Да-а… Это тебе не Репин с Налбандяном!
Еще более знаменитый оппозиционер Евгений Евтушенко даже побывал у «мага» на ужине — на жареных фазанах, с расстояния вытянутой руки наблюдая прославленные усы: «две черные, витого воска свечи» — и трость, усыпанную «прыщами бриллиантов». Маг щедро делился с русским поэтом своими планами: проехать через Пиренеи на слоне, выкрашенном в лиловый цвет и обутом в сапожки «а-ля казак». Жена мага, русская эмигрантка «родом не то из Перловки, не то из Мытищ», называла супруга богом и повторяла, что гений выше национальности.

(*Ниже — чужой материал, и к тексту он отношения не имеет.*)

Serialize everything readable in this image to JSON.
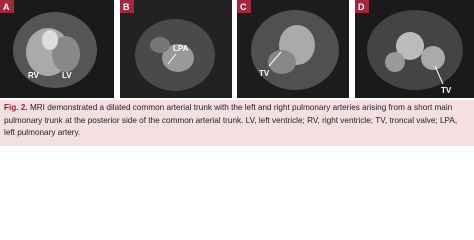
{
  "figure": {
    "panels": [
      {
        "label": "A",
        "annotations": [
          "RV",
          "LV"
        ]
      },
      {
        "label": "B",
        "annotations": [
          "LPA"
        ]
      },
      {
        "label": "C",
        "annotations": [
          "TV"
        ]
      },
      {
        "label": "D",
        "annotations": [
          "TV"
        ]
      }
    ],
    "caption": {
      "label": "Fig. 2.",
      "text": "MRI demonstrated a dilated common arterial trunk with the left and right pulmonary arteries arising from a short main pulmonary trunk at the posterior side of the common arterial trunk. LV, left ventricle; RV, right ventricle; TV, troncal valve; LPA, left pulmonary artery."
    }
  }
}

Маг одобрительно поглаживал трость и жаловался на то, что от лиц «обыкновенных людей» его воротит, что его влекут фотографии преступников, что в Гитлере была некая грандиозность… И хотя советскому поэту нравились созданные магом горящие жирафы и провисающие, растрескавшиеся часы — «лужи расползающегося времени», кончилось тем, что он зарычал на классика сюрреализма: «Сволочь!», а его спутник, прогрессивный профессор-канадец, плюнул гению в кофе. «Я пил кофе с лимоном, со сливками, с ликером, но еще никогда — с плевками… — задумчиво сказал великий маг. — Может быть, это вкусно? Во всяком случае, надо попробовать»[14].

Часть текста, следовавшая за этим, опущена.